As I went inside, I noticed the Colonel's chill wafting down the stairs, and wondered what had him stirred up in the middle of the day. Maybe Shawn unsettled him as much as he did me.

Despite my weak joke, I climbed the stairs warily, but the cold seemed to be fleeting. A thought stuck with me, though, about Shawn's effect on people: If I had this elemental affinity for the garden, what was Shawn's superpower? Charm was obviously part of it. That was blindingly obvious in retrospect. It worried me what he might be capable of. My scruples were susceptible to temptation, but at least I had some.

Chapter 32

S
till unsettled by my conversation with Shawn, I distanced myself from the garden a bit, and brought both Hannah's diary and the reverend's journal downstairs and into the den. With the big-screen TV and the modern furniture, I felt grounded in this century and less likely to lose myself.

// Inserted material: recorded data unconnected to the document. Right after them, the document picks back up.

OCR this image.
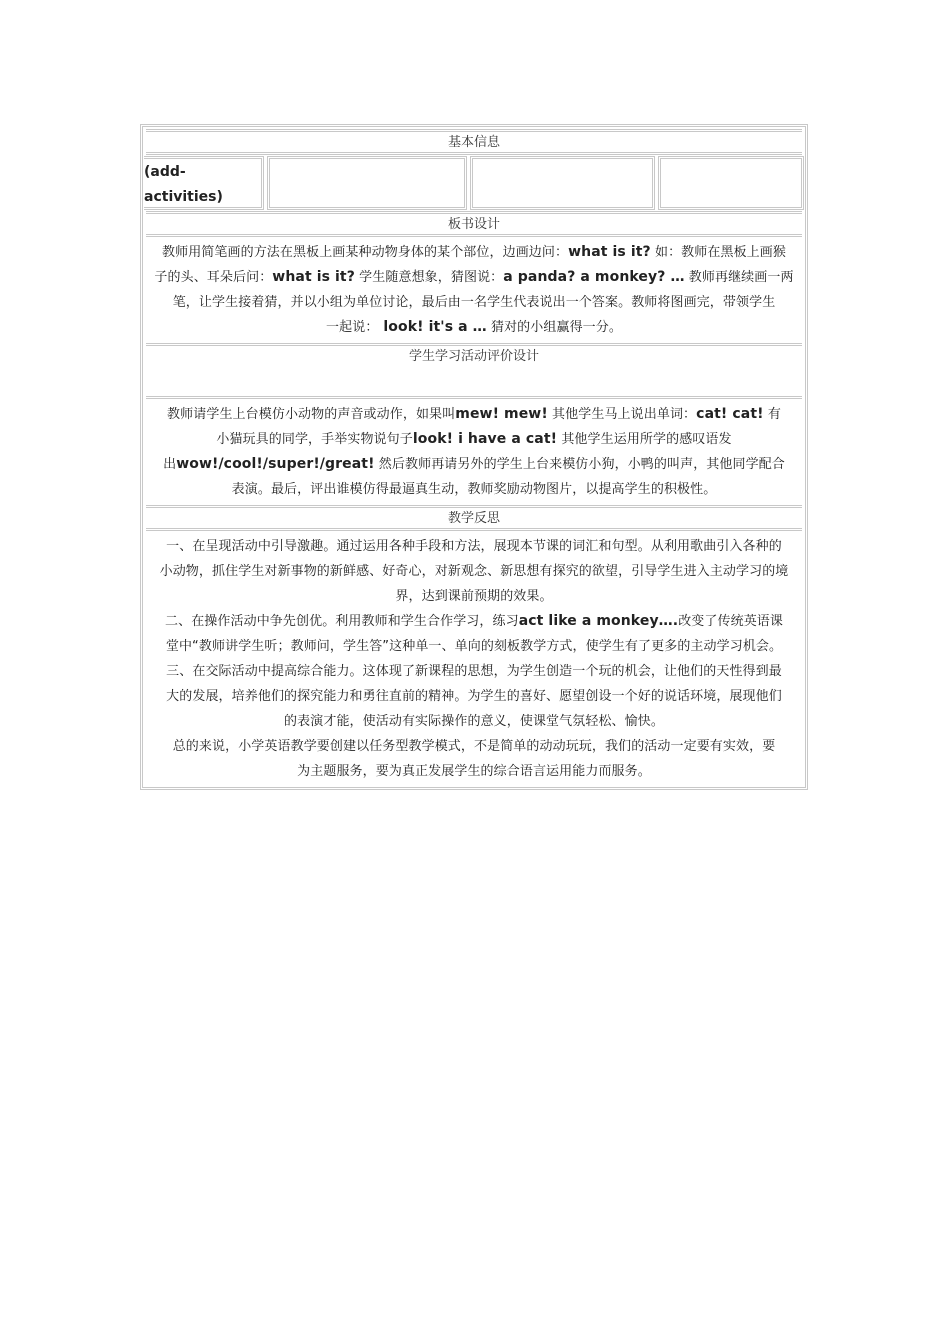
基本信息
(add-activities)
板书设计

教师用简笔画的方法在黑板上画某种动物身体的某个部位，边画边问：what is it? 如：教师在黑板上画猴

子的头、耳朵后问：what is it? 学生随意想象，猜图说：a panda? a monkey? … 教师再继续画一两

笔，让学生接着猜，并以小组为单位讨论，最后由一名学生代表说出一个答案。教师将图画完，带领学生

一起说： look! it's a … 猜对的小组赢得一分。

学生学习活动评价设计

教师请学生上台模仿小动物的声音或动作，如果叫mew! mew! 其他学生马上说出单词：cat! cat! 有

小猫玩具的同学，手举实物说句子look! i have a cat! 其他学生运用所学的感叹语发

出wow!/cool!/super!/great! 然后教师再请另外的学生上台来模仿小狗，小鸭的叫声，其他同学配合

表演。最后，评出谁模仿得最逼真生动，教师奖励动物图片，以提高学生的积极性。

教学反思

一、在呈现活动中引导激趣。通过运用各种手段和方法，展现本节课的词汇和句型。从利用歌曲引入各种的

小动物，抓住学生对新事物的新鲜感、好奇心，对新观念、新思想有探究的欲望，引导学生进入主动学习的境

界，达到课前预期的效果。

二、在操作活动中争先创优。利用教师和学生合作学习，练习act like a monkey….改变了传统英语课

堂中“教师讲学生听；教师问，学生答”这种单一、单向的刻板教学方式，使学生有了更多的主动学习机会。

三、在交际活动中提高综合能力。这体现了新课程的思想，为学生创造一个玩的机会，让他们的天性得到最

大的发展，培养他们的探究能力和勇往直前的精神。为学生的喜好、愿望创设一个好的说话环境，展现他们

的表演才能，使活动有实际操作的意义，使课堂气氛轻松、愉快。

总的来说，小学英语教学要创建以任务型教学模式，不是简单的动动玩玩，我们的活动一定要有实效，要

为主题服务，要为真正发展学生的综合语言运用能力而服务。
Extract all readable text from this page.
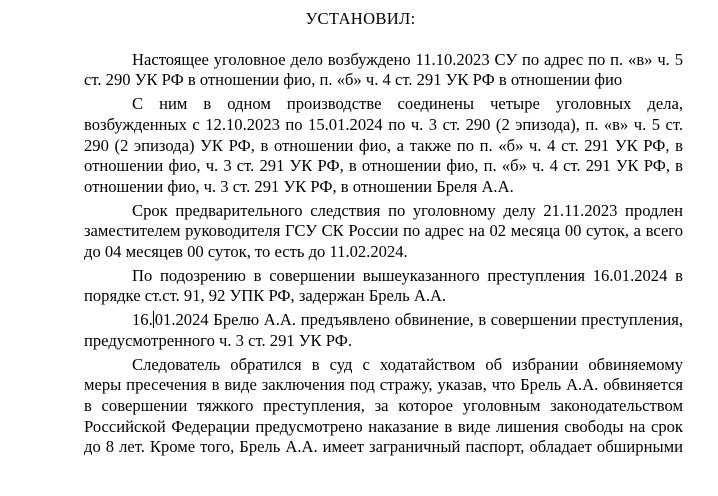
УСТАНОВИЛ:
Настоящее уголовное дело возбуждено 11.10.2023 СУ по адрес по п. «в» ч. 5
ст. 290 УК РФ в отношении фио, п. «б» ч. 4 ст. 291 УК РФ в отношении фио
С ним в одном производстве соединены четыре уголовных дела,
возбужденных с 12.10.2023 по 15.01.2024 по ч. 3 ст. 290 (2 эпизода), п. «в» ч. 5 ст.
290 (2 эпизода) УК РФ, в отношении фио, а также по п. «б» ч. 4 ст. 291 УК РФ, в
отношении фио, ч. 3 ст. 291 УК РФ, в отношении фио, п. «б» ч. 4 ст. 291 УК РФ, в
отношении фио, ч. 3 ст. 291 УК РФ, в отношении Бреля А.А.
Срок предварительного следствия по уголовному делу 21.11.2023 продлен
заместителем руководителя ГСУ СК России по адрес на 02 месяца 00 суток, а всего
до 04 месяцев 00 суток, то есть до 11.02.2024.
По подозрению в совершении вышеуказанного преступления 16.01.2024 в
порядке ст.ст. 91, 92 УПК РФ, задержан Брель А.А.
16. 01.2024 Брелю А.А. предъявлено обвинение, в совершении преступления,
предусмотренного ч. 3 ст. 291 УК РФ.
Следователь обратился в суд с ходатайством об избрании обвиняемому
меры пресечения в виде заключения под стражу, указав, что Брель А.А. обвиняется
в совершении тяжкого преступления, за которое уголовным законодательством
Российской Федерации предусмотрено наказание в виде лишения свободы на срок
до 8 лет. Кроме того, Брель А.А. имеет заграничный паспорт, обладает обширными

I brought a glass of iced tea for myself and a chew for Gigi, which she promptly took to the love seat and started gnawing.

As soon as I sat down, the lights went off. My heart stopped for a painful, panicked second. Then reason
kicked back in – along with my pulse – and I registered that the light on the satellite receiver box was black, the LED on the answering machine was dark and I couldn't hear the hum of the refrigerator down the hall.

The power had gone out. Paula had warned me that might happen if there were storms in the area, and had pointed out where the flashlights and candles were. I found a flashlight and nervously put it beside me on the couch. Expected or not, it was unnerving.

To distract myself, I picked up the Reverend Holzphaffel's journal. Gigi left her chew and pranced down the length of the cushions, then climbed into my lap, licked my chin and went to sleep. I petted her silky fur and tried to relax. One or both Griffiths would be back soon.

The dates on Hannah's headstone had been December 21, 1852, and June 20, 1870. I realized, with a start, that it was almost midsummer, the anniversary of her death. Opening the Reverend Holzphaffel's journal to 1869, about nine months before Hannah's end, I read to see if he mentioned young Miss Davis's suitors.

The facsimile of the handwritten pages wasn't any easier to read than Hannah's scrawled entries, but at least they were more detailed. Reverend Holzphaffel didn't hold much with Thou Shalt Not Gossip About Your Neighbour. There was the reference to Mr Ethan Maddox I'd read the other day, which I scanned again with new understanding. It didn't take me long to find the answer that Hannah hadn't bothered writing
for herself. Ethan's brother, the scalawag, was named Jacob.

He
was
trying to bring investors to the area – even ones from the North – but he didn't seem like a profiteer. Just the opposite, in fact. He was an outspoken young man who pointed out some hard truths about his own family, like how Davis Ironworks and Maddox Shipping were leaving their neighbours in the dirt as far as recovery from the war was concerned.